If $u\equiv1$, one gets $\mathrm E(Y)=0$, as was to be expected, hence it is unnecessary to assume that $Y$ is centered. Likewise, $\mathrm E(YX)=0$ and $\mathrm E(YX^n)=0$ for every integer $n$. And $\mathrm E(Y;X\leqslant x)=0$ for every $x$.
A canonical example such that $\mathrm E(Y\mid X)=0$ but $X$ and $Y$ are far from being independent is when $Y=\varepsilon v(X)$ with $v$ a measurable function and $\varepsilon=\pm1$ a centered Bernoulli random variable independent on $X$.
If $E[Y|X=x]=0$ for all $x$ in the support of $X$ then you know $E[Y]=0$ (though you knew that already).
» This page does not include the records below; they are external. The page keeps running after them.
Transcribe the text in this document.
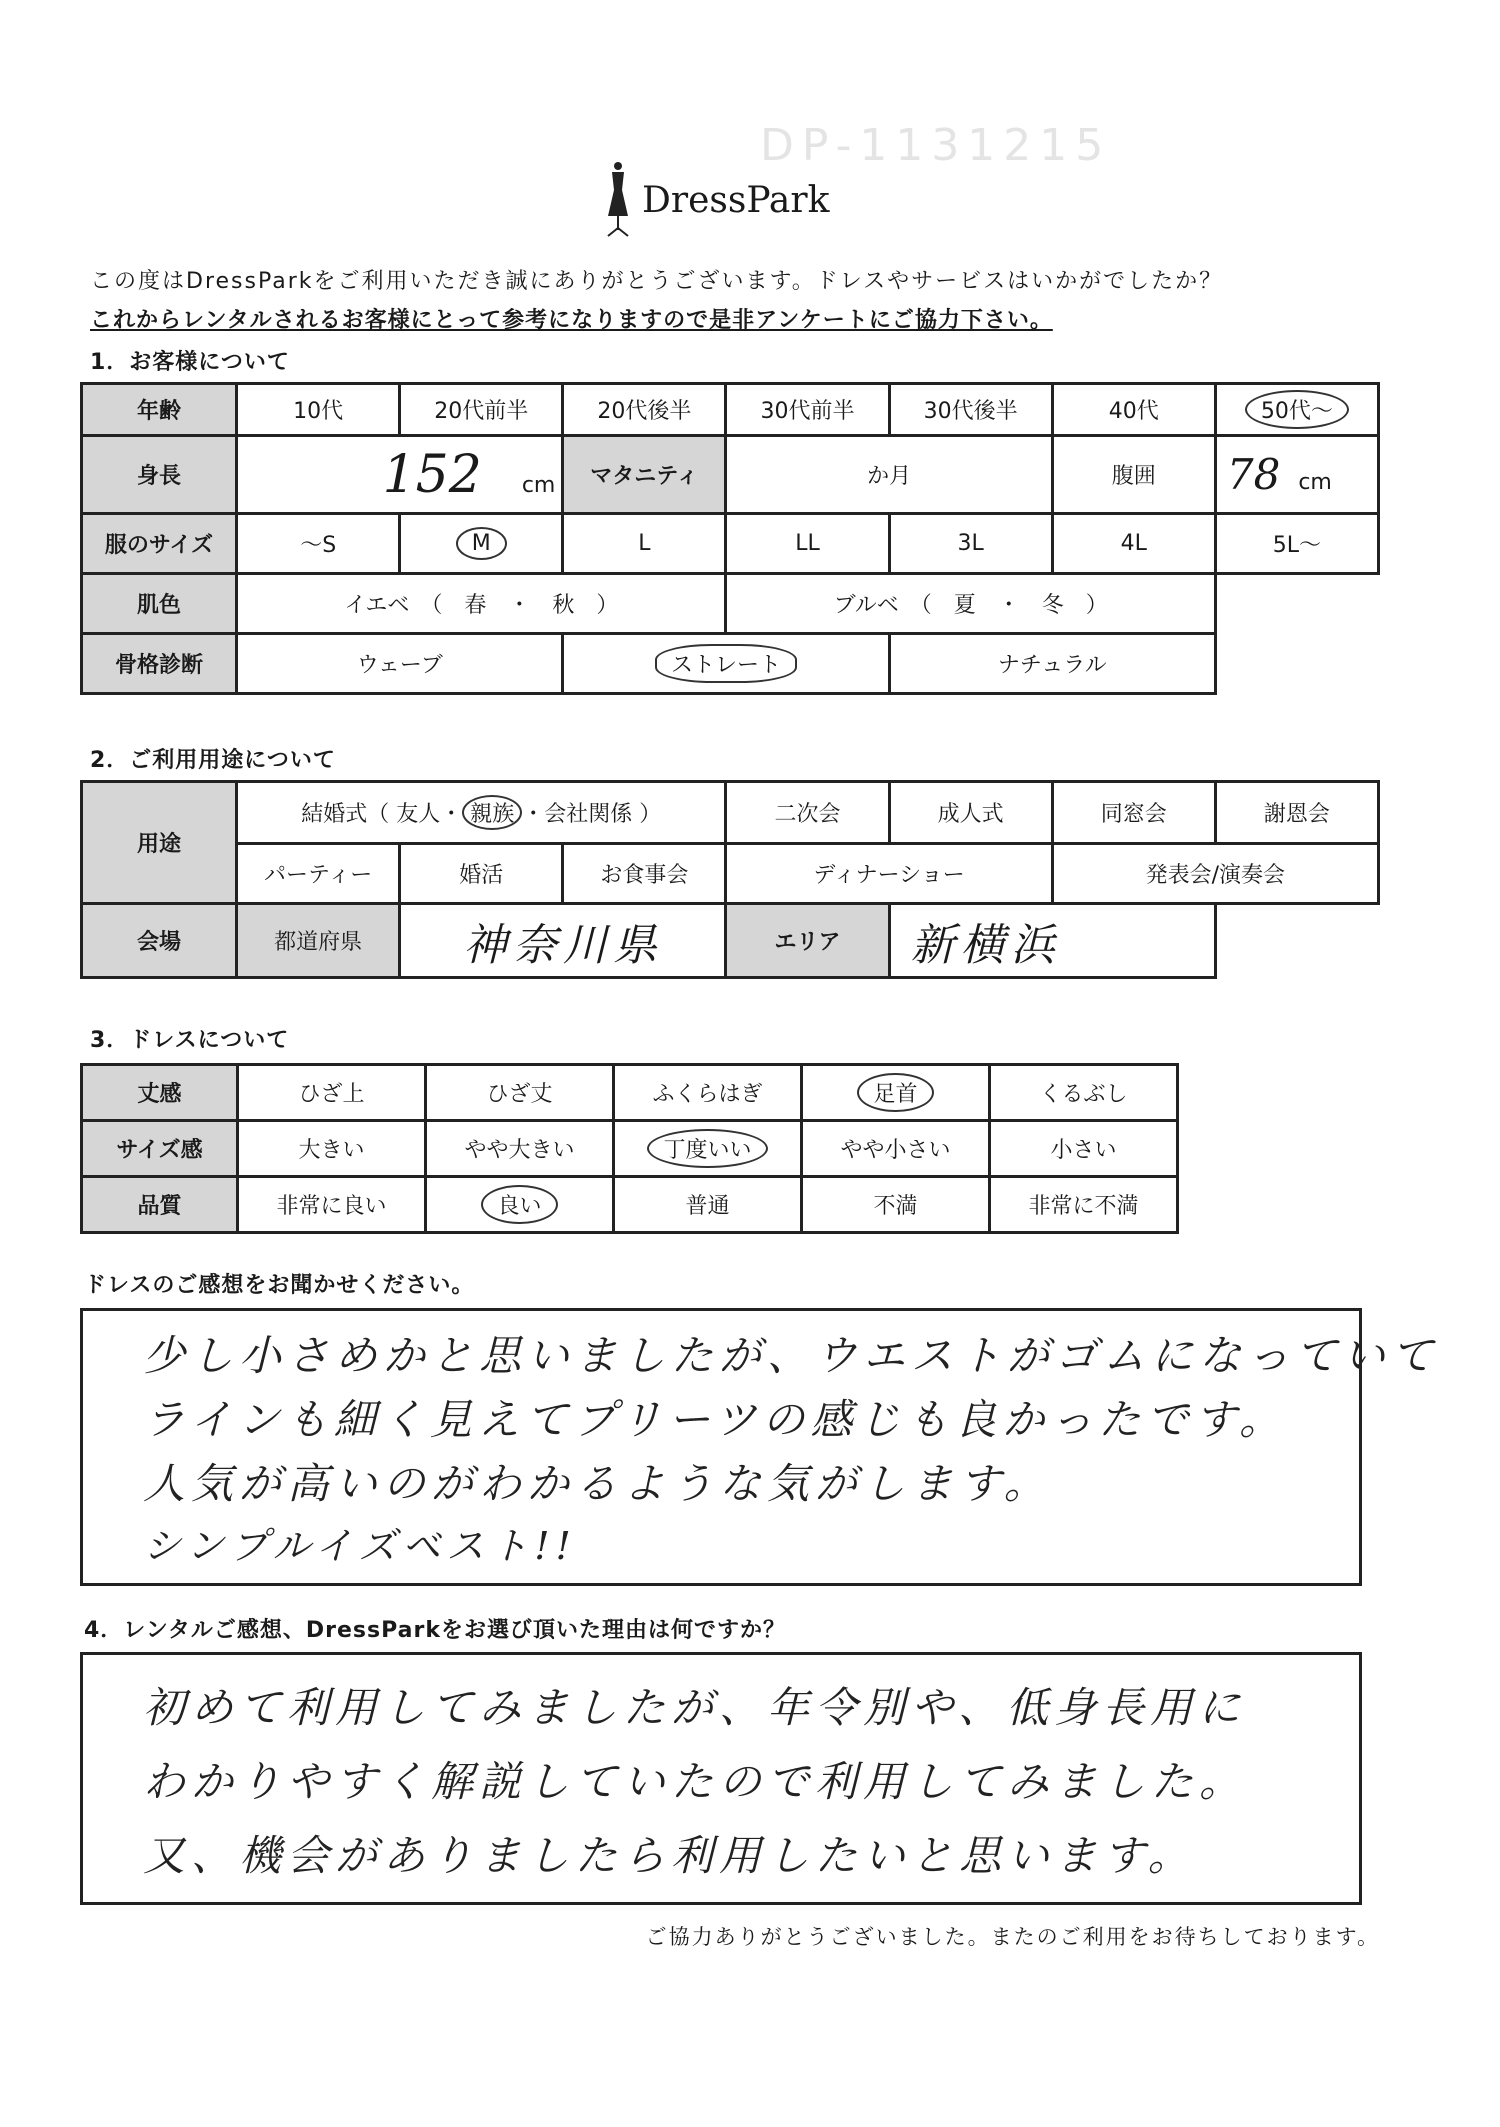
DP-1131215
DressPark
この度はDressParkをご利用いただき誠にありがとうございます。ドレスやサービスはいかがでしたか？
これからレンタルされるお客様にとって参考になりますので是非アンケートにご協力下さい。
1．お客様について
年齢	10代	20代前半	20代後半	30代前半	30代後半	40代	50代〜
身長	152 cm		マタニティ	か月		腹囲	78 cm
服のサイズ	〜S	M	L	LL	3L	4L	5L〜
肌色	イエベ　（　春　・　秋　）			ブルベ　（　夏　・　冬　）			
骨格診断	ウェーブ		ストレート		ナチュラル		
2．ご利用用途について
用途	結婚式（ 友人・ 親族 ・会社関係 ）			二次会	成人式	同窓会	謝恩会
	パーティー	婚活	お食事会	ディナーショー		発表会/演奏会	
会場	都道府県	神奈川県		エリア	新横浜		
3．ドレスについて
丈感	ひざ上	ひざ丈	ふくらはぎ	足首	くるぶし
サイズ感	大きい	やや大きい	丁度いい	やや小さい	小さい
品質	非常に良い	良い	普通	不満	非常に不満
ドレスのご感想をお聞かせください。
少し小さめかと思いましたが、ウエストがゴムになっていて
ラインも細く見えてプリーツの感じも良かったです。
人気が高いのがわかるような気がします。
シンプルイズベスト!!
4．レンタルご感想、DressParkをお選び頂いた理由は何ですか？
初めて利用してみましたが、年令別や、低身長用に
わかりやすく解説していたので利用してみました。
又、機会がありましたら利用したいと思います。
ご協力ありがとうございました。またのご利用をお待ちしております。
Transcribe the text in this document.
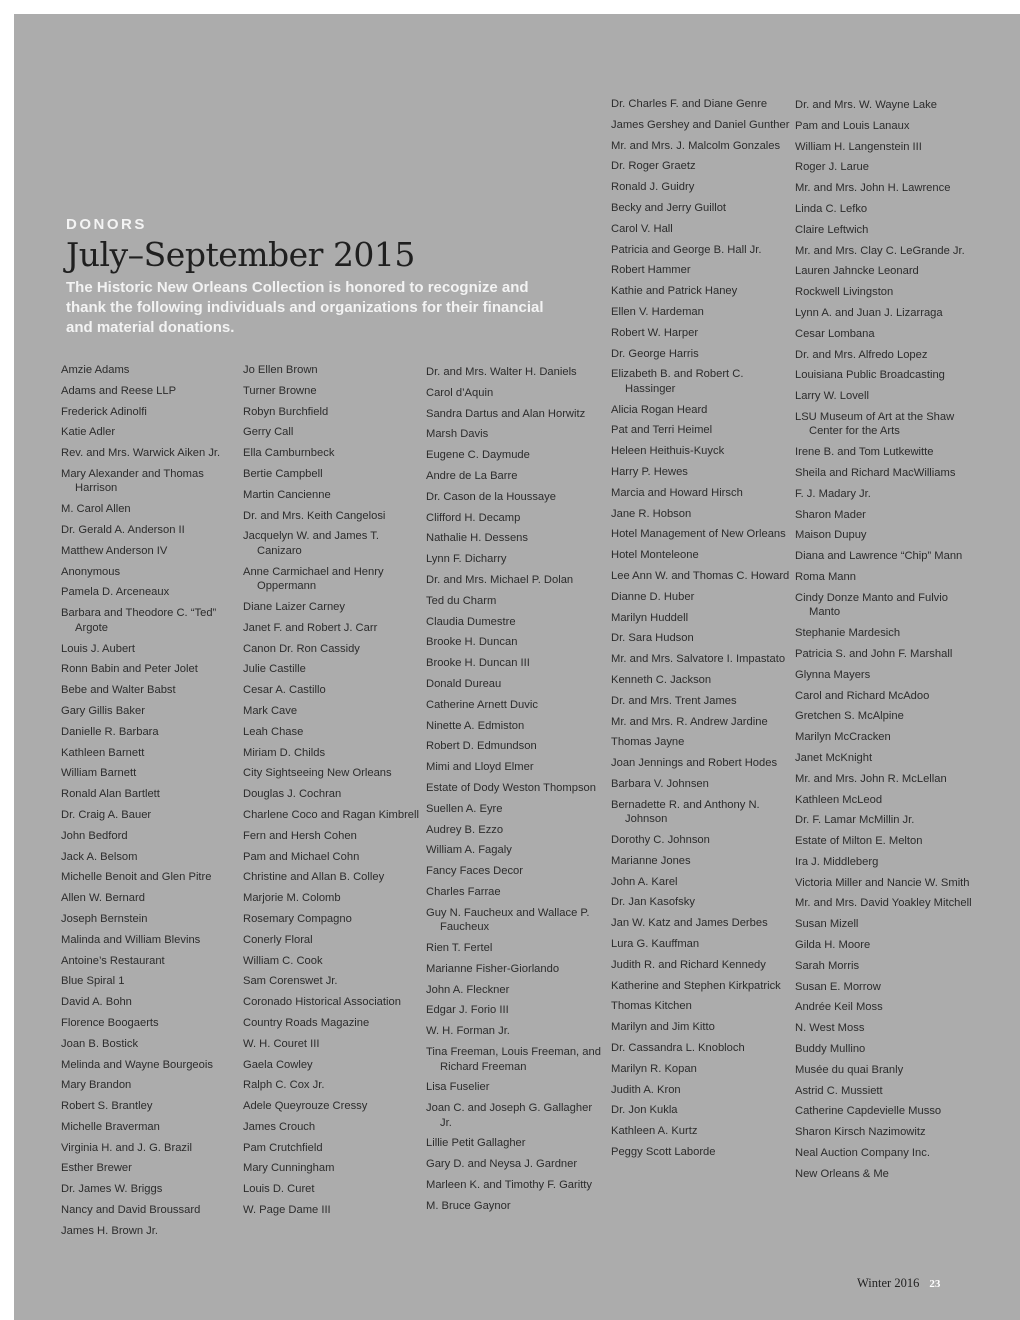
DONORS

July–September 2015

The Historic New Orleans Collection is honored to recognize and thank the following individuals and organizations for their financial and material donations.

Amzie Adams
Adams and Reese LLP
Frederick Adinolfi
Katie Adler
Rev. and Mrs. Warwick Aiken Jr.
Mary Alexander and Thomas Harrison
M. Carol Allen
Dr. Gerald A. Anderson II
Matthew Anderson IV
Anonymous
Pamela D. Arceneaux
Barbara and Theodore C. “Ted” Argote
Louis J. Aubert
Ronn Babin and Peter Jolet
Bebe and Walter Babst
Gary Gillis Baker
Danielle R. Barbara
Kathleen Barnett
William Barnett
Ronald Alan Bartlett
Dr. Craig A. Bauer
John Bedford
Jack A. Belsom
Michelle Benoit and Glen Pitre
Allen W. Bernard
Joseph Bernstein
Malinda and William Blevins
Antoine’s Restaurant
Blue Spiral 1
David A. Bohn
Florence Boogaerts
Joan B. Bostick
Melinda and Wayne Bourgeois
Mary Brandon
Robert S. Brantley
Michelle Braverman
Virginia H. and J. G. Brazil
Esther Brewer
Dr. James W. Briggs
Nancy and David Broussard
James H. Brown Jr.
Jo Ellen Brown
Turner Browne
Robyn Burchfield
Gerry Call
Ella Camburnbeck
Bertie Campbell
Martin Cancienne
Dr. and Mrs. Keith Cangelosi
Jacquelyn W. and James T. Canizaro
Anne Carmichael and Henry Oppermann
Diane Laizer Carney
Janet F. and Robert J. Carr
Canon Dr. Ron Cassidy
Julie Castille
Cesar A. Castillo
Mark Cave
Leah Chase
Miriam D. Childs
City Sightseeing New Orleans
Douglas J. Cochran
Charlene Coco and Ragan Kimbrell
Fern and Hersh Cohen
Pam and Michael Cohn
Christine and Allan B. Colley
Marjorie M. Colomb
Rosemary Compagno
Conerly Floral
William C. Cook
Sam Corenswet Jr.
Coronado Historical Association
Country Roads Magazine
W. H. Couret III
Gaela Cowley
Ralph C. Cox Jr.
Adele Queyrouze Cressy
James Crouch
Pam Crutchfield
Mary Cunningham
Louis D. Curet
W. Page Dame III
Dr. and Mrs. Walter H. Daniels
Carol d’Aquin
Sandra Dartus and Alan Horwitz
Marsh Davis
Eugene C. Daymude
Andre de La Barre
Dr. Cason de la Houssaye
Clifford H. Decamp
Nathalie H. Dessens
Lynn F. Dicharry
Dr. and Mrs. Michael P. Dolan
Ted du Charm
Claudia Dumestre
Brooke H. Duncan
Brooke H. Duncan III
Donald Dureau
Catherine Arnett Duvic
Ninette A. Edmiston
Robert D. Edmundson
Mimi and Lloyd Elmer
Estate of Dody Weston Thompson
Suellen A. Eyre
Audrey B. Ezzo
William A. Fagaly
Fancy Faces Decor
Charles Farrae
Guy N. Faucheux and Wallace P. Faucheux
Rien T. Fertel
Marianne Fisher-Giorlando
John A. Fleckner
Edgar J. Forio III
W. H. Forman Jr.
Tina Freeman, Louis Freeman, and Richard Freeman
Lisa Fuselier
Joan C. and Joseph G. Gallagher Jr.
Lillie Petit Gallagher
Gary D. and Neysa J. Gardner
Marleen K. and Timothy F. Garitty
M. Bruce Gaynor
Dr. Charles F. and Diane Genre
James Gershey and Daniel Gunther
Mr. and Mrs. J. Malcolm Gonzales
Dr. Roger Graetz
Ronald J. Guidry
Becky and Jerry Guillot
Carol V. Hall
Patricia and George B. Hall Jr.
Robert Hammer
Kathie and Patrick Haney
Ellen V. Hardeman
Robert W. Harper
Dr. George Harris
Elizabeth B. and Robert C. Hassinger
Alicia Rogan Heard
Pat and Terri Heimel
Heleen Heithuis-Kuyck
Harry P. Hewes
Marcia and Howard Hirsch
Jane R. Hobson
Hotel Management of New Orleans
Hotel Monteleone
Lee Ann W. and Thomas C. Howard
Dianne D. Huber
Marilyn Huddell
Dr. Sara Hudson
Mr. and Mrs. Salvatore I. Impastato
Kenneth C. Jackson
Dr. and Mrs. Trent James
Mr. and Mrs. R. Andrew Jardine
Thomas Jayne
Joan Jennings and Robert Hodes
Barbara V. Johnsen
Bernadette R. and Anthony N. Johnson
Dorothy C. Johnson
Marianne Jones
John A. Karel
Dr. Jan Kasofsky
Jan W. Katz and James Derbes
Lura G. Kauffman
Judith R. and Richard Kennedy
Katherine and Stephen Kirkpatrick
Thomas Kitchen
Marilyn and Jim Kitto
Dr. Cassandra L. Knobloch
Marilyn R. Kopan
Judith A. Kron
Dr. Jon Kukla
Kathleen A. Kurtz
Peggy Scott Laborde
Dr. and Mrs. W. Wayne Lake
Pam and Louis Lanaux
William H. Langenstein III
Roger J. Larue
Mr. and Mrs. John H. Lawrence
Linda C. Lefko
Claire Leftwich
Mr. and Mrs. Clay C. LeGrande Jr.
Lauren Jahncke Leonard
Rockwell Livingston
Lynn A. and Juan J. Lizarraga
Cesar Lombana
Dr. and Mrs. Alfredo Lopez
Louisiana Public Broadcasting
Larry W. Lovell
LSU Museum of Art at the Shaw Center for the Arts
Irene B. and Tom Lutkewitte
Sheila and Richard MacWilliams
F. J. Madary Jr.
Sharon Mader
Maison Dupuy
Diana and Lawrence “Chip” Mann
Roma Mann
Cindy Donze Manto and Fulvio Manto
Stephanie Mardesich
Patricia S. and John F. Marshall
Glynna Mayers
Carol and Richard McAdoo
Gretchen S. McAlpine
Marilyn McCracken
Janet McKnight
Mr. and Mrs. John R. McLellan
Kathleen McLeod
Dr. F. Lamar McMillin Jr.
Estate of Milton E. Melton
Ira J. Middleberg
Victoria Miller and Nancie W. Smith
Mr. and Mrs. David Yoakley Mitchell
Susan Mizell
Gilda H. Moore
Sarah Morris
Susan E. Morrow
Andrée Keil Moss
N. West Moss
Buddy Mullino
Musée du quai Branly
Astrid C. Mussiett
Catherine Capdevielle Musso
Sharon Kirsch Nazimowitz
Neal Auction Company Inc.
New Orleans & Me
Winter 2016 23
You also know that $E[XY] = 0$ , i.e. that $X$ and $Y$ are uncorrelated.
You may not know more than that; for example you might have something such as $Y$ having a conditional normal distribution with mean $0$ and variance $\exp(\sin(X))$.
If $Y=X+Z$ and $E[Y|X=x]=0$ for all $x$ in the support of $X$ then $E[Y|X=x]=E[Y|X=x]+E[Z|X=x]$, i.e. $E[Z|X=x]=-x$.
So you have $E[Z]=-E[X]$ if that exists, though that is also obvious since $E[Y]=0$. So the covariance of $X$ and $Z$ is $-\text{Var}[X]$.
The covariance is only well defined for square integrable random variables. If $X$ and $Y$ are square integrable and $E(Y\mid X)=0$ then $X$ and $Y$ are orthogonal in the Hilbert space of square integrable random variables, or equivalently uncorrelated, as
$E(YX)=E(E(YX\mid X))=E(XE(Y\mid X))=0$